Dengan aturan ketat di masa lalu tentang bagaimana dapat membangun masjid mereka, pekerjaan ubin menjadi cara untuk melewati kode kesopanan. Sebuah masjid kecil dan sederhana yang tidak dapat menggunakan kubah dan menara besar dapat memukau jamaah dengan keahlian yang rumit. Salah satu bangunan tersebut adalah masjid akhir abad ke-16 dari pembuat topi Takkeci brahim Agha, yang masjidnya sederhana dan dipenuhi dengan ubin beraneka warna yang dibawa dari Iznik.

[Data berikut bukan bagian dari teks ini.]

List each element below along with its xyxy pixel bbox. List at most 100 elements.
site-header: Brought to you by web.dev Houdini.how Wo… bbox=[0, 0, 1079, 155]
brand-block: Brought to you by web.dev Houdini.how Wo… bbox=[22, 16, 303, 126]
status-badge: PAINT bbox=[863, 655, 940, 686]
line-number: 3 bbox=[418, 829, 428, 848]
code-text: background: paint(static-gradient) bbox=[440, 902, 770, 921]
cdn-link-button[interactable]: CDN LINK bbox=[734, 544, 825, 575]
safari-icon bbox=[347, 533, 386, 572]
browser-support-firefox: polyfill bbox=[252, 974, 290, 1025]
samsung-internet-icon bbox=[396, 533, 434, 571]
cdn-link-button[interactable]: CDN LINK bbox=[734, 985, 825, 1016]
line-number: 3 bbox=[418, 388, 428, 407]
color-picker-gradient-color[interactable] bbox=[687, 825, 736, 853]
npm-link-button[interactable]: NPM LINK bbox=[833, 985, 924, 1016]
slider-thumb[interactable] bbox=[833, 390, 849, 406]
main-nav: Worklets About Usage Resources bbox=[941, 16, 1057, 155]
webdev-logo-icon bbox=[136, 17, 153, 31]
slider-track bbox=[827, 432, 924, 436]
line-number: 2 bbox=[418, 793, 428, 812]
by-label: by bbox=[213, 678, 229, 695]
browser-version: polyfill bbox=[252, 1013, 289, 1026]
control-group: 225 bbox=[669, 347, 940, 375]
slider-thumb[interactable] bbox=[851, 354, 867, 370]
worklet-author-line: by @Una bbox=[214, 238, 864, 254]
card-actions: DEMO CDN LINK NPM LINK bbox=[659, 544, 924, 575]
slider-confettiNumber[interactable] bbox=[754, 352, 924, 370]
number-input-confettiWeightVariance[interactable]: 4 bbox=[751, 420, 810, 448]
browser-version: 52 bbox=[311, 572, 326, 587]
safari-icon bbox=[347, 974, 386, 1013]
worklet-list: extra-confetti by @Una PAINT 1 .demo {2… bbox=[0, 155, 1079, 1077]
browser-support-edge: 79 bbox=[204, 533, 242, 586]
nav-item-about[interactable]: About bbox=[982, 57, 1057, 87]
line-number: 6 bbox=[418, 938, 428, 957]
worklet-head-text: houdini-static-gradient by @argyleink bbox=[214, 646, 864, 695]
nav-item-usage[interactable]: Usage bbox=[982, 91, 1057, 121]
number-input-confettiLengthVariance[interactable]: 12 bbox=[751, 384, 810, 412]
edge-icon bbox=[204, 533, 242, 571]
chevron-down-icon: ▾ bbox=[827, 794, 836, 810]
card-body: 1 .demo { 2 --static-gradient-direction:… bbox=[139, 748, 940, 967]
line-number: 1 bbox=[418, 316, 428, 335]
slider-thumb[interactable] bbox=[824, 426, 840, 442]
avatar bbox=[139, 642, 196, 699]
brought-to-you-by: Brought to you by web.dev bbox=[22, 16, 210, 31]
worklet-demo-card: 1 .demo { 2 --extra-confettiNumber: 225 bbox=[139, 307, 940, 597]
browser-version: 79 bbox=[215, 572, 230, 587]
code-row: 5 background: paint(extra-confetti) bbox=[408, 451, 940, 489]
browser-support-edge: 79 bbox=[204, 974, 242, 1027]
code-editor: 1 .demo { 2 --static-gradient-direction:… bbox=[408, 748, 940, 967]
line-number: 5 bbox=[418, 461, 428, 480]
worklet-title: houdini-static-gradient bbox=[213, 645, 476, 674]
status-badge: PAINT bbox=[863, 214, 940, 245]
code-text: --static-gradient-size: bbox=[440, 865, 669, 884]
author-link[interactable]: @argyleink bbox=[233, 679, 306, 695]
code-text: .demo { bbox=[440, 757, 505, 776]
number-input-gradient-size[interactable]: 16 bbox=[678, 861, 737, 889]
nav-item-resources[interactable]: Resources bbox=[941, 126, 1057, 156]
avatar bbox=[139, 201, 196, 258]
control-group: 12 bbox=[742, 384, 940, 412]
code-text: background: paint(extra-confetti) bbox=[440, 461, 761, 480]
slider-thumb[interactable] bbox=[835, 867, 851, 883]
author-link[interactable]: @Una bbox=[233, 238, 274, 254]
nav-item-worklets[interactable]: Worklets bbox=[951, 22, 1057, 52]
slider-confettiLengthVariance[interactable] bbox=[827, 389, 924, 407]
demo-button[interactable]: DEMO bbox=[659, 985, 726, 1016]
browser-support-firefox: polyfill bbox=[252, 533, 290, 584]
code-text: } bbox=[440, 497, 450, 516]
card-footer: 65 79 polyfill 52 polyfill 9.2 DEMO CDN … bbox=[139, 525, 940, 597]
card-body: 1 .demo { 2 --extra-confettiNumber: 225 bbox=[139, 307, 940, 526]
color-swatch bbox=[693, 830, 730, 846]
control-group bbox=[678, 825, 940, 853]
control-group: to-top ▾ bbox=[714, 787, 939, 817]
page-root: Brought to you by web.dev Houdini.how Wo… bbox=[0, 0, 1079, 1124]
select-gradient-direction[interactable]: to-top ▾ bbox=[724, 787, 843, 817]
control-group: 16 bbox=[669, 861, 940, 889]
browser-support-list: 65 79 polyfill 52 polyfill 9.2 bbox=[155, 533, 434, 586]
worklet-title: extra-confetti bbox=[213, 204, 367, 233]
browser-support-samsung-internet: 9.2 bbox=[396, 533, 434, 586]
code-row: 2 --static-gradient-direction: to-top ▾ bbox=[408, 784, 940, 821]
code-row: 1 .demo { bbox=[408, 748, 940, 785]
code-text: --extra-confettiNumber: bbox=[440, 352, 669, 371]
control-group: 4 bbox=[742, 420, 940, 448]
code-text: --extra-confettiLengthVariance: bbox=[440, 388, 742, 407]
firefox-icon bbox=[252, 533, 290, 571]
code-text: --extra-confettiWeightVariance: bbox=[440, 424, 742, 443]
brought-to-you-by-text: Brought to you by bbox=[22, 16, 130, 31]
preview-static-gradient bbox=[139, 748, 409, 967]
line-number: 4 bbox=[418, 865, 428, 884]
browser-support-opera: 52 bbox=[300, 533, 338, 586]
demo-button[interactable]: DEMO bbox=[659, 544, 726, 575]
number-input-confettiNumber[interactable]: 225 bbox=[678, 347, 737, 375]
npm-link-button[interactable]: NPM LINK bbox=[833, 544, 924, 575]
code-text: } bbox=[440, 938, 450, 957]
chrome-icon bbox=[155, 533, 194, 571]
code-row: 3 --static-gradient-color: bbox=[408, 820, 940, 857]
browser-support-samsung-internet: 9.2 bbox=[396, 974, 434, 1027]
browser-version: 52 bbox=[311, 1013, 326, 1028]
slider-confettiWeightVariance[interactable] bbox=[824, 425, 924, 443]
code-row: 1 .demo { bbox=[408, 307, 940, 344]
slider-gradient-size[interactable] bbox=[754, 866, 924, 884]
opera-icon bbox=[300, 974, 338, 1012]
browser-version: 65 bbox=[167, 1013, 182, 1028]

Kota Iznik, 85 mil tenggara Istanbul, menjadi terkenal pada tahun 1500-an karena industri ubinnya. Ubin keramik mengkilap yang dibuat di sana menampilkan motif botani seperti tulip, anyelir, dan tanaman merambat, beberapa di antaranya dipengaruhi oleh porselen China yang berharga di sepanjang Jalur Sutra.
Bagian-bagian dari Alquran menghiasi bangunan baik di dalam maupun di luar dalam tulisan kaligrafi yang dicat dan diukir. Mereka tidak perlu dibaca untuk menjadi bermakna. Bahkan mereka yang tidak dapat mengartikan bahasa Arab akan mengagumi prasasti ini sebagai terjemahan yang indah dari kata suci Tuhan.
Masjid tersebut membuat para pengunjung meninggalkan kenangan tentang kemegahan kota Istanbul, dan kemuliaan agama Islam. Secara historis, pengunjung non-Muslim bisa mendapatkan akses ke masjid utama kota Iznik tanpa banyak kesulitan; hari ini, wisatawan disambut dengan bebas. Masjid ini dulunya merupakan pusat kompleks yang berisi pemandian, sekolah, rumah sakit, perpustakaan, dan dapur untuk memberi makan orang miskin.
Saat ini, pemandian dan air mancur minum di beberapa masjid masih berfungsi. Struktur lain telah diubah untuk kebutuhan modern, termasuk kafe dan kantor. Mereka yang mendanai kompleks ini kadang-kadang dimakamkan di sebuah bangunan makam terpisah di dalam kompleks.